Es cierto que los resultados del laboratorio llegaron primero sin ninguna anomalía. Mientras esperábamos el resultado de la tomografía computarizada, mis amigos y yo hablamos un poco con el niño y su familia porque era muy, muy entrañable. En una habitación incómoda llena de niños llorando a gritos, K jugaba tranquilamente con su madre y su tía. Tampoco lloró cuando le insertaron la vía intravenosa antes, aunque dijo que le dolía. Sus mejillas regordetas, su piel clara y su cabello negro azabache también hicieron que nos encariñáramos más con él. Sin embargo, la situación cambió rápidamente cuando se publicó el resultado de la tomografía computarizada. Mostraba claramente una masa desagradable en el cerebro, muy sospechosa de ser un tumor maligno que necesitaba cirugía inmediata.
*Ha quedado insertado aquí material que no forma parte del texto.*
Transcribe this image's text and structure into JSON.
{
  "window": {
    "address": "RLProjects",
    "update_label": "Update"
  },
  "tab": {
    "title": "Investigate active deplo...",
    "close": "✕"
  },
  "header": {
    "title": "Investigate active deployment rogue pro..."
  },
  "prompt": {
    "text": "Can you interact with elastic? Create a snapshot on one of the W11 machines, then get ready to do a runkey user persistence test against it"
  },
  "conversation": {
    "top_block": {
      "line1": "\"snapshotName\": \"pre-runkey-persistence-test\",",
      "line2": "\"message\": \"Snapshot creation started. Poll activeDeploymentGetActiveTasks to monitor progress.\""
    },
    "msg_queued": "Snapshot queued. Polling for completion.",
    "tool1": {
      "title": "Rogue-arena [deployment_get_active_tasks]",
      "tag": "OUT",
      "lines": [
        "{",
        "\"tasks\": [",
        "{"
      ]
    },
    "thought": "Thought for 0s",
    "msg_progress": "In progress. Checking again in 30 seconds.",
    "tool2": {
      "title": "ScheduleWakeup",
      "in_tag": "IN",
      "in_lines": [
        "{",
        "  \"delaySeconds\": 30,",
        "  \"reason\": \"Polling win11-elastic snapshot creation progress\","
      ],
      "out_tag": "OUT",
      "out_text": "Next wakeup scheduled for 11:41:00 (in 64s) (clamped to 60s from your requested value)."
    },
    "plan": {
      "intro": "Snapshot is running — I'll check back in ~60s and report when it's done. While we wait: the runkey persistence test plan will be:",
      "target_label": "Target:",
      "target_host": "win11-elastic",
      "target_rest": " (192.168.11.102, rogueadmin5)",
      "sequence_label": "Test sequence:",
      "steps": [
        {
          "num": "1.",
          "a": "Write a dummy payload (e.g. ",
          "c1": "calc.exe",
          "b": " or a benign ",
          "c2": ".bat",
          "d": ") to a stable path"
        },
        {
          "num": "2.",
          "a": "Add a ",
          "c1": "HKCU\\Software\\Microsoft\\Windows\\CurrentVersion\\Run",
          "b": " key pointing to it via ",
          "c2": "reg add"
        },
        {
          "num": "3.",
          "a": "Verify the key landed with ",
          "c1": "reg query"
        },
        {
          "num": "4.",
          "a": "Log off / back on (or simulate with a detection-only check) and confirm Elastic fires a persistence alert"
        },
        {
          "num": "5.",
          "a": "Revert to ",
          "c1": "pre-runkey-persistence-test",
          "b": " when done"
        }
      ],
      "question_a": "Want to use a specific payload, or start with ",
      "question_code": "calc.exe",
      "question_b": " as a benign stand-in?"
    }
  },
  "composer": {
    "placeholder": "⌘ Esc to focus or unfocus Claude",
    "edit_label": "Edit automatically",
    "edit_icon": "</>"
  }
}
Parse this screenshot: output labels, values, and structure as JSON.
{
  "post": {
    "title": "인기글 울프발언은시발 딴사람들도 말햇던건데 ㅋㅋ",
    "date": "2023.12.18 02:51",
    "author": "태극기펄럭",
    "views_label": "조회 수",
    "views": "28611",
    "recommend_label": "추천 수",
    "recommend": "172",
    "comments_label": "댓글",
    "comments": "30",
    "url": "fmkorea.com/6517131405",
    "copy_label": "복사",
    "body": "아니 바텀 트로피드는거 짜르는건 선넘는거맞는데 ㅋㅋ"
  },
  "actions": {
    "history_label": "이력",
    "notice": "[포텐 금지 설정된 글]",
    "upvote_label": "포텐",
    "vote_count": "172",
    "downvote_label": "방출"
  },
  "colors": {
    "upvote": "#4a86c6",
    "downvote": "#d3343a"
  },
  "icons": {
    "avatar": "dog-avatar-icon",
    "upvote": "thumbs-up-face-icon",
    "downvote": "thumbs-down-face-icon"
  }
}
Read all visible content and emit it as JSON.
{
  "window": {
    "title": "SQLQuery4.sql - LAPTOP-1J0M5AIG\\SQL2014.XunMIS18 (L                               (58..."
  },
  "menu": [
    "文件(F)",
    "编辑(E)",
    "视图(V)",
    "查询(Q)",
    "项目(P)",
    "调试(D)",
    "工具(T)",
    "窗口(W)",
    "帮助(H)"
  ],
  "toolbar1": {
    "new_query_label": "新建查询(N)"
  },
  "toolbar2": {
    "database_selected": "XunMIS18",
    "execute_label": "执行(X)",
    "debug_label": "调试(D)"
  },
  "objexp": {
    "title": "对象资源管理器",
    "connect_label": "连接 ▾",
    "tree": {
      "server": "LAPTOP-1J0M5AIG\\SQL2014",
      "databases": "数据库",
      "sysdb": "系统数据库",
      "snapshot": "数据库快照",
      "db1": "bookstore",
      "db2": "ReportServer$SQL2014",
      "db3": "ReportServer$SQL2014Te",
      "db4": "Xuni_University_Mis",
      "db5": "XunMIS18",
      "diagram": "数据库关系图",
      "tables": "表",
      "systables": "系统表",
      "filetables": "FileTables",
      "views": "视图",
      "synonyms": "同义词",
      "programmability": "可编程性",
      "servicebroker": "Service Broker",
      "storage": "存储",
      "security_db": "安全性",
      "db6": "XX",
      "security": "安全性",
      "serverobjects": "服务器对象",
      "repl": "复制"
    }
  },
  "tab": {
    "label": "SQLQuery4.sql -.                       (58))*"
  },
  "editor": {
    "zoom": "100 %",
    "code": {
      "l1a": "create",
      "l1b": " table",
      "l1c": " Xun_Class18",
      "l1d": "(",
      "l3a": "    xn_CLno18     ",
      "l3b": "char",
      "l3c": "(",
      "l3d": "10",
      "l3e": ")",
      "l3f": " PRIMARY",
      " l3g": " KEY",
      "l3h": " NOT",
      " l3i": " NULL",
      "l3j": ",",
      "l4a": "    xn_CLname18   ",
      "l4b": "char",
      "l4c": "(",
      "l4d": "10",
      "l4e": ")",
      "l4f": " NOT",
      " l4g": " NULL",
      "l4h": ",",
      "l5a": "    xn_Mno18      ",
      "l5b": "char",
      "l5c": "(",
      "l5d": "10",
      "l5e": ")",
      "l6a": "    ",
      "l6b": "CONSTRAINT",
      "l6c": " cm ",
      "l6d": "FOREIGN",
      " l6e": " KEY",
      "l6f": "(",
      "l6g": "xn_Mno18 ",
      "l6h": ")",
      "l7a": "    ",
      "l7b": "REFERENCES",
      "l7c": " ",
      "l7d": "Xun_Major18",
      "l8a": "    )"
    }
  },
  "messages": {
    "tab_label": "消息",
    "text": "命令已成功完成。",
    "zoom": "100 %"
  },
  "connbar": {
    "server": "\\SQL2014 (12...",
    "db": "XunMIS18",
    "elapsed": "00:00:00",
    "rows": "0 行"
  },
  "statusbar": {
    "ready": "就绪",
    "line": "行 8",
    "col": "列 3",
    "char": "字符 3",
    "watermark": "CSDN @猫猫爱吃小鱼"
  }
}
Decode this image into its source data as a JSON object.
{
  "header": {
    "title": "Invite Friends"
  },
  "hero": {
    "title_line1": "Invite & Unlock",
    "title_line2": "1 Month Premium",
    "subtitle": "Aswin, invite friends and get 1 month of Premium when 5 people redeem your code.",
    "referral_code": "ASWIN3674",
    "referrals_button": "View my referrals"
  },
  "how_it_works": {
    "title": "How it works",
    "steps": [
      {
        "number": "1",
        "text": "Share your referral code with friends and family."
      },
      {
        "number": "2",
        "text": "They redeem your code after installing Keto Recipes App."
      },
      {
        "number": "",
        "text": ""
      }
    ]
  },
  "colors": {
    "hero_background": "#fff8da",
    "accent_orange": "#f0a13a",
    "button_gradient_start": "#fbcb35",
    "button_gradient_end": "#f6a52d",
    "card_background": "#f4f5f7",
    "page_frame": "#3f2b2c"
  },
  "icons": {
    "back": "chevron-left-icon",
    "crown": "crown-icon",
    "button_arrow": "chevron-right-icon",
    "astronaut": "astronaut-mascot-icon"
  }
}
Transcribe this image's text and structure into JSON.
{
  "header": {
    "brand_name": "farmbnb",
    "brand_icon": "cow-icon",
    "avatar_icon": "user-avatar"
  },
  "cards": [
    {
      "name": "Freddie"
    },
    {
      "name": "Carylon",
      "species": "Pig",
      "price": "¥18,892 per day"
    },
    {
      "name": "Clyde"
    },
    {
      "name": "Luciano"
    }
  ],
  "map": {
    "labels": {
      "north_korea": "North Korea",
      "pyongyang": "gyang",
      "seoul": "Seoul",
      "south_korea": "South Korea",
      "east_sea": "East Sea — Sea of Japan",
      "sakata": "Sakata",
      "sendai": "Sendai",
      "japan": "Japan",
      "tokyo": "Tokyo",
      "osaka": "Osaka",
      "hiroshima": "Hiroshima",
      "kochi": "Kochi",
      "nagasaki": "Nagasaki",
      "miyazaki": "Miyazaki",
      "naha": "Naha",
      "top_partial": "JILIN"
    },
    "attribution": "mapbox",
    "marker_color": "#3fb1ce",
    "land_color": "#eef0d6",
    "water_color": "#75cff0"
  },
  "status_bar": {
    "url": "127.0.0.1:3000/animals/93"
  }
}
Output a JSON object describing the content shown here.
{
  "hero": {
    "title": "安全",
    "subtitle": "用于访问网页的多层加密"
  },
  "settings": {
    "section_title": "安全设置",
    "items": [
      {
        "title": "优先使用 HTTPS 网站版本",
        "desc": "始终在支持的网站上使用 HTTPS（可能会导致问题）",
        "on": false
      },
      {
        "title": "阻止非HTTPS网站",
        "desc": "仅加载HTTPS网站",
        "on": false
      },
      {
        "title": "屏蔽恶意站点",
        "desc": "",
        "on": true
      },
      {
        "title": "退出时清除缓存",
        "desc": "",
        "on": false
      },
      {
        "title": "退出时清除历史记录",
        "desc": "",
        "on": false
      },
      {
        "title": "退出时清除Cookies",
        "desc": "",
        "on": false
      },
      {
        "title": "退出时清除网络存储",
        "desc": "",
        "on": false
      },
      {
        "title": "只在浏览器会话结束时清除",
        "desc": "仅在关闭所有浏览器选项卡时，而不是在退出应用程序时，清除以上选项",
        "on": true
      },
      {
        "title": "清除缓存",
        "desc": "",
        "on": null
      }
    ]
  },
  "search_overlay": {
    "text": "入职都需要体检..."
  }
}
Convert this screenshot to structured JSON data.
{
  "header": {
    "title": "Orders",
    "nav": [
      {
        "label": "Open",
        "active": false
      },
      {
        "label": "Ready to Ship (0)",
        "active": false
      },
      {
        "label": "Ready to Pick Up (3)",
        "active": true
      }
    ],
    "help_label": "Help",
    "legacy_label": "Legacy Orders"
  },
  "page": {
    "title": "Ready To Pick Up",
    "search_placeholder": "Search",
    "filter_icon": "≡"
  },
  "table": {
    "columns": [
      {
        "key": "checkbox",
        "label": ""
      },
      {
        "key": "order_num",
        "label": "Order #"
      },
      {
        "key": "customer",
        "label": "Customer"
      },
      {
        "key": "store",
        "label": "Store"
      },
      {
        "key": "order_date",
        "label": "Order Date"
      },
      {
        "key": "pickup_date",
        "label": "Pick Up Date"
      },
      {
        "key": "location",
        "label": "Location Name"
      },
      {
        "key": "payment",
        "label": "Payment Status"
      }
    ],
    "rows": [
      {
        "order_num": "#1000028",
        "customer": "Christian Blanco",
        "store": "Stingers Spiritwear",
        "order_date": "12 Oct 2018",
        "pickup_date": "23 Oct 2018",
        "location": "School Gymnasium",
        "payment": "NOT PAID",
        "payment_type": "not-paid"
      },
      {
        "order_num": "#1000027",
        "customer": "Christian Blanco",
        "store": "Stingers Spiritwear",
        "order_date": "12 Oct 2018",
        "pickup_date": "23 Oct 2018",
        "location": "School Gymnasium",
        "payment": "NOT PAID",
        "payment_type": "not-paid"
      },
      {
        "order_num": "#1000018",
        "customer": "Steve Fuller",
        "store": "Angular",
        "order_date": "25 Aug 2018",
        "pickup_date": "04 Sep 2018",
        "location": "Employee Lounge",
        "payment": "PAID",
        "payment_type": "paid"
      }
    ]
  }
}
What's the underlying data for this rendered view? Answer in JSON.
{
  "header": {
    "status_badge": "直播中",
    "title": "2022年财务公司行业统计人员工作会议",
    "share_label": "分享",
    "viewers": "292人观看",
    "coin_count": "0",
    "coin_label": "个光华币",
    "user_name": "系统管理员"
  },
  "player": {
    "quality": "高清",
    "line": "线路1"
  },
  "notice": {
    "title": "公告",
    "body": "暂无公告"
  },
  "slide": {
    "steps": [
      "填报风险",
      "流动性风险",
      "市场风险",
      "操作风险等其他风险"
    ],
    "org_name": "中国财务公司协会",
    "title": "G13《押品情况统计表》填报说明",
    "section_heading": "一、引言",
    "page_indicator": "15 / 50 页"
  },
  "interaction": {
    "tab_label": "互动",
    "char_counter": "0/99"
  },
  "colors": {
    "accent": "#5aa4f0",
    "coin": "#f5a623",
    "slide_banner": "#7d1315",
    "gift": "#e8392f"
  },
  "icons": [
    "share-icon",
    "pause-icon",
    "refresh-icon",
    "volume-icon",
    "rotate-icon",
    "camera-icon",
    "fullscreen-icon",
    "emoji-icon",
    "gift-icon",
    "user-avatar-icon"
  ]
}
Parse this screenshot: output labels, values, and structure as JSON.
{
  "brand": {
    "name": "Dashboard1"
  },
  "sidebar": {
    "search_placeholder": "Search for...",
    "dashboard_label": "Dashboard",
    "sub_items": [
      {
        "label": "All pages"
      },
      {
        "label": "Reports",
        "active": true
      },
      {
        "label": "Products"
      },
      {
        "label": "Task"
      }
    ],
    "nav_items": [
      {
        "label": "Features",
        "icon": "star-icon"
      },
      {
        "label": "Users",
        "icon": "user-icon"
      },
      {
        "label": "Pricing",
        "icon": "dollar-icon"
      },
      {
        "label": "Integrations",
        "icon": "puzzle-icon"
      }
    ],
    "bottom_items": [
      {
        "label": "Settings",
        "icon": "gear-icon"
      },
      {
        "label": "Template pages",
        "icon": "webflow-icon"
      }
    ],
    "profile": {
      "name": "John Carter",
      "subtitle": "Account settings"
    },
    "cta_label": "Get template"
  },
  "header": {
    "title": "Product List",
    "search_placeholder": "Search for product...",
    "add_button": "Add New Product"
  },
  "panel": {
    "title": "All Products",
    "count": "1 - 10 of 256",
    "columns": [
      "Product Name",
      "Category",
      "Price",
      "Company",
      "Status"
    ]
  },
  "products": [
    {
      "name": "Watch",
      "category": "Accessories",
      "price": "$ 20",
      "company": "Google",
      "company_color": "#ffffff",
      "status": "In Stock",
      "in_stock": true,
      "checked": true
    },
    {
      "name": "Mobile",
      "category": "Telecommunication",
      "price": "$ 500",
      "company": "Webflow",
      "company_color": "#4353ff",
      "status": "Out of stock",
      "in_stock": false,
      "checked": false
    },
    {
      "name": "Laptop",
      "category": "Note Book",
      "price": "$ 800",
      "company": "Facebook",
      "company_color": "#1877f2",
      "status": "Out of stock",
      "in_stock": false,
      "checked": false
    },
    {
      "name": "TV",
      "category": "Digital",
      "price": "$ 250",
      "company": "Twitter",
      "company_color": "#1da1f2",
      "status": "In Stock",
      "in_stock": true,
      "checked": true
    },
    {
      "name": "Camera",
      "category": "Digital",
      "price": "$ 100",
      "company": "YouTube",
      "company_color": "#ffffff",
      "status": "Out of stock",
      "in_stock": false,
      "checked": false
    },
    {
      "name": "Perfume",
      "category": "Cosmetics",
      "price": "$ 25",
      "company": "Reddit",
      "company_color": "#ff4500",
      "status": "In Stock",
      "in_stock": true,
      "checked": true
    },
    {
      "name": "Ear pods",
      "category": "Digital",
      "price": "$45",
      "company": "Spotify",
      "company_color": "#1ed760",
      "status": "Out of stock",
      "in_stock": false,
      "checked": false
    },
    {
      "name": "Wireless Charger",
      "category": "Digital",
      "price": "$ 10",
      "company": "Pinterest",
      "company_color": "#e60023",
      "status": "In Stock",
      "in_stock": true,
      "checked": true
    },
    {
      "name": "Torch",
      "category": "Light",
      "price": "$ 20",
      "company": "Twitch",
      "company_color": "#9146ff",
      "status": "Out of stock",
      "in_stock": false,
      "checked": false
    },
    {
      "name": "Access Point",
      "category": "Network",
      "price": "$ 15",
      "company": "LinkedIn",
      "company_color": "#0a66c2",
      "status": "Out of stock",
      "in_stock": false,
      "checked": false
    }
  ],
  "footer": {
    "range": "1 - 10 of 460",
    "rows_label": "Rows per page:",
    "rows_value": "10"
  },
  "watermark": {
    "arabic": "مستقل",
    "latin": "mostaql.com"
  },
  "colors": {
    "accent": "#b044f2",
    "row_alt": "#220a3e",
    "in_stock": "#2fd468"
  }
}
Después de eso, fue casi como una mancha borrosa. Los residentes de pediatría consultaron con los neurocirujanos. Luego llegó el momento de dar las malas noticias a la familia: hubo llanto y pánico, negociación sobre las opciones de terapia y el pronóstico para el futuro. Normalmente no involucro mis sentimientos en este tipo de momentos, pero esa noche sí lo hice. Aproximadamente una semana después, tenía mi turno en la sala de pediatría. Y allí encontré a K, inconsciente en la cama, con el tubo de traqueotomía conectado a la máscara manual con válvula de bolsa operada por uno de mis colegas. Aquí, los pacientes pediátricos que no recibían un ventilador en la UCI pediátrica eran colocados en la sala habitual, y los estudiantes de pasantía como nosotros apretábamos y apretábamos la máscara con bolsa y válvula durante todo el día y la noche, alternando turnos de 12 horas. . Y así pasé mi turno de fin de semana de 12 horas inyectando oxígeno en sus pulmones y succionando el esputo del pobrecito K.
La cirugía salió bien, pero K nunca despertó de su sueño hace una semana. Algo debe haber ido muy mal. Las posibilidades de que viviera siempre fueron muy escasas, casi nulas. Su familia siempre tendrá un lugar en mi corazón.